Basically to load Dumper data you eval() it:
use strict;
use Data::Dumper;
my $x = {"a" => "b", "c"=>[1,2,3],};
my $q = Dumper($x);
$q =~ s{\A\$VAR\d+\s*=\s*}{};
my $w = eval $q;
print $w->{"a"}, "\n";
The regexp (s{\A\$VAR\d+\s*=\s*}{}) is used to remove $VAR1= from the beginning of string.
On the other hand - if you need a way to store complex data structure, and load it again, it's much better to use Storable module, and it's store() and retrieve() functions.

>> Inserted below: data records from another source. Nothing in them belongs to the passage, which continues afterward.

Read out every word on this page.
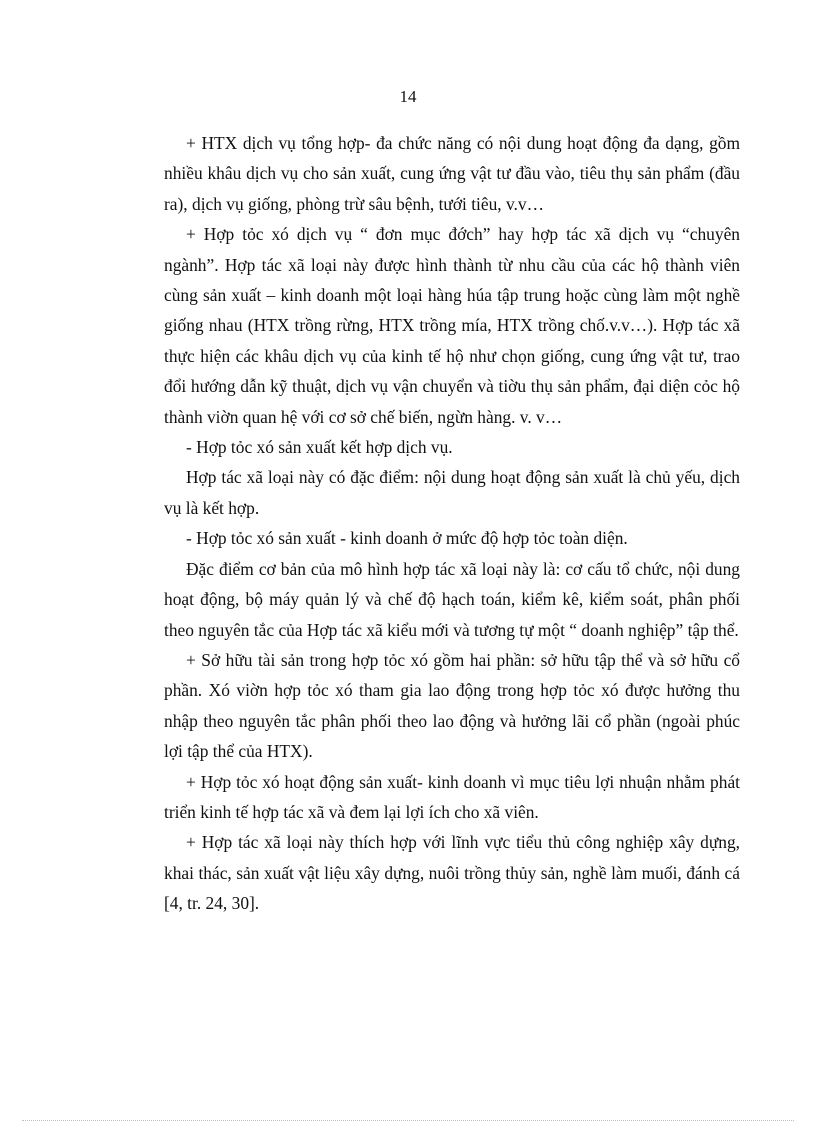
14

+ HTX dịch vụ tổng hợp- đa chức năng có nội dung hoạt động đa dạng, gồm nhiều khâu dịch vụ cho sản xuất, cung ứng vật tư đầu vào, tiêu thụ sản phẩm (đầu ra), dịch vụ giống, phòng trừ sâu bệnh, tưới tiêu, v.v…

+ Hợp tỏc xó dịch vụ “ đơn mục đớch” hay hợp tác xã dịch vụ “chuyên ngành”. Hợp tác xã loại này được hình thành từ nhu cầu của các hộ thành viên cùng sản xuất – kinh doanh một loại hàng húa tập trung hoặc cùng làm một nghề giống nhau (HTX trồng rừng, HTX trồng mía, HTX trồng chố.v.v…). Hợp tác xã thực hiện các khâu dịch vụ của kinh tế hộ như chọn giống, cung ứng vật tư, trao đổi hướng dẫn kỹ thuật, dịch vụ vận chuyển và tiờu thụ sản phẩm, đại diện cỏc hộ thành viờn quan hệ với cơ sở chế biến, ngừn hàng. v. v…

- Hợp tỏc xó sản xuất kết hợp dịch vụ.

Hợp tác xã loại này có đặc điểm: nội dung hoạt động sản xuất là chủ yếu, dịch vụ là kết hợp.

- Hợp tỏc xó sản xuất - kinh doanh ở mức độ hợp tỏc toàn diện.

Đặc điểm cơ bản của mô hình hợp tác xã loại này là: cơ cấu tổ chức, nội dung hoạt động, bộ máy quản lý và chế độ hạch toán, kiểm kê, kiểm soát, phân phối theo nguyên tắc của Hợp tác xã kiểu mới và tương tự một “ doanh nghiệp” tập thể.

+ Sở hữu tài sản trong hợp tỏc xó gồm hai phần: sở hữu tập thể và sở hữu cổ phần. Xó viờn hợp tỏc xó tham gia lao động trong hợp tỏc xó được hưởng thu nhập theo nguyên tắc phân phối theo lao động và hưởng lãi cổ phần (ngoài phúc lợi tập thể của HTX).

+ Hợp tỏc xó hoạt động sản xuất- kinh doanh vì mục tiêu lợi nhuận nhằm phát triển kinh tế hợp tác xã và đem lại lợi ích cho xã viên.

+ Hợp tác xã loại này thích hợp với lĩnh vực tiểu thủ công nghiệp xây dựng, khai thác, sản xuất vật liệu xây dựng, nuôi trồng thủy sản, nghề làm muối, đánh cá [4, tr. 24, 30].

This has worked for me, for hashes of hashes. Perhaps won't work so well with structures which contain references other structures. But works well enough for simple structures, like arrays, hashes, or hashes of hashes.
open(DATA,">",$file);
print DATA Dumper(\%g_write_hash);
close(DATA);
my %g_read_hash = %{ do $file };
Please use dump module as a replacement for Data::Dumper
You can configure the variable name used in Data::Dumper's output with $Data::Dumper::Varname.
Example
use Data::Dumper
$Data::Dumper::Varname = "foo";
my $string = Dumper($object);
eval($string);
...will create the variable $foo, and should contain the same data as $object.
If your data structure is complicated and you have strange results, you may want to consider Storable's freeze() and thaw() methods.